Rubio: il conservatore che media e costruisce
Il secondo rappresenta invece la componente più strutturata del conservatorismo classico repubblicano. Così si contrappose a Trump, senza successo, nelle primarie del 2016. Oggi è parte di America First, ma dopo un avvio guardingo negli ultimi mesi è emerso con autorevolezza, segnando alcuni punti a suo favore e distinguendosi per la capacità con la quale, da un lato — utile sul fronte interno — ha saputo defilarsi dalle punte più esasperate dei MAGA e, dall’altro — preziosa su quello esterno — ha gestito politicamente e diplomaticamente le “sparate” del Presidente.
Sa arrotondare le punte, mantenendo la linea, disponibile a mediarla senza abbandonarla. Il suo intervento alla recente Conferenza di Monaco è stato esemplare. Al punto che molti europei, inclusi esponenti della destra, senza dirlo esplicitamente, si augurano sia lui il successore di Trump nell’ipotesi di un nuovo insuccesso democratico.

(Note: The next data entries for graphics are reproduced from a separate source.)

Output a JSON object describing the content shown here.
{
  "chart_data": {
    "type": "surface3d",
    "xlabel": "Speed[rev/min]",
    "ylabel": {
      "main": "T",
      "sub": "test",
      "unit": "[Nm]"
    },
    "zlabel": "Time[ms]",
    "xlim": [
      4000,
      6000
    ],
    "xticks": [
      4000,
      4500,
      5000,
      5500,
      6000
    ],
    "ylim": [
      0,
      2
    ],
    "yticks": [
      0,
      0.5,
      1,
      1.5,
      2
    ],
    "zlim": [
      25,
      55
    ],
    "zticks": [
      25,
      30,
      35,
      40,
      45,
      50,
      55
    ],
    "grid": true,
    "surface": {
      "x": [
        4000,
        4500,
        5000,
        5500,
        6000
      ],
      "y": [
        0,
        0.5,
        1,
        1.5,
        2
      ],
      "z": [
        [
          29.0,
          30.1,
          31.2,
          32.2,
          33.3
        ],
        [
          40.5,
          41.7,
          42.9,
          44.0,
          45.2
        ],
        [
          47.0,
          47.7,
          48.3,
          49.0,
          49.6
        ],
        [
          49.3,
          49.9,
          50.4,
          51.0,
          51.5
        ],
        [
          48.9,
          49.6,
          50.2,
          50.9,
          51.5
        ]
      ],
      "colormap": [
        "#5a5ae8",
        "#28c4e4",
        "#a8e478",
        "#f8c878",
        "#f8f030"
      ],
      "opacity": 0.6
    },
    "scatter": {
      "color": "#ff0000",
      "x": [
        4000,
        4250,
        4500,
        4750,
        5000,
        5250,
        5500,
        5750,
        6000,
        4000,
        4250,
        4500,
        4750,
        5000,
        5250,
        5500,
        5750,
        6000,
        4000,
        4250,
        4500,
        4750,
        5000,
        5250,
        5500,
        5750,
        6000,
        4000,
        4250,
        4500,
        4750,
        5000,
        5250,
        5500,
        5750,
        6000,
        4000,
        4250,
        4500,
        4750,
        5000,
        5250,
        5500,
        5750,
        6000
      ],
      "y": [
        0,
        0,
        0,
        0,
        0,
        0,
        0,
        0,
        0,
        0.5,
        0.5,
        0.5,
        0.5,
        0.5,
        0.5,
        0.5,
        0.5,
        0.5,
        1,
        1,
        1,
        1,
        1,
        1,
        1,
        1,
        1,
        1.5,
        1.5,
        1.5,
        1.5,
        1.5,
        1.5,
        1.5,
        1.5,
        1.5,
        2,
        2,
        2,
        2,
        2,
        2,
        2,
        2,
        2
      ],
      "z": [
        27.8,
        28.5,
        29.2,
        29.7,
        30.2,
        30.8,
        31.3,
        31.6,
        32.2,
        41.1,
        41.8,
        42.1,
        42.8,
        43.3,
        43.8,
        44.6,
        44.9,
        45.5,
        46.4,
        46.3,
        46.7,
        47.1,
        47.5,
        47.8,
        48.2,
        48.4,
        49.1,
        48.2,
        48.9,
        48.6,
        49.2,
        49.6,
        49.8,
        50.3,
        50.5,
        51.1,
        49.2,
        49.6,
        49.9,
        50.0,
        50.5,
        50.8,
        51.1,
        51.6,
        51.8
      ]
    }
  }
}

America Latina, Venezuela e la sfida cubana
Rubio è anche l’architetto dell’operazione Venezuela. La defenestrazione di Maduro e la scelta di non eliminare l’intero gruppo dirigente di Caracas, cercando invece un’intesa col regime, portano la sua firma. E, almeno per ora, sembrano funzionare.
Per ragioni familiari e politiche è profondamente interessato al Centro e Sud America, e la declinazione della storica Dottrina Monroe nel nuovo “Protocollo Donroe” va nella direzione a lui cara. Ma più di ogni altra cosa vuole liberare Cuba dalla dittatura castrista. Conseguire un cambio di regime a L’Avana senza spargimento di sangue, strangolandone l’economia, sarebbe un risultato straordinario dal suo punto di vista. Ed è su questo che si sta applicando.
Se a tutto ciò si aggiunge la prudente gestione dei rapporti con i conservatori classici, si può sostenere che la partita nel campo repubblicano è aperta, che è già cominciata a un solo anno dall’insediamento di Trump e che da essa Rubio non è affatto fuori. Anzi.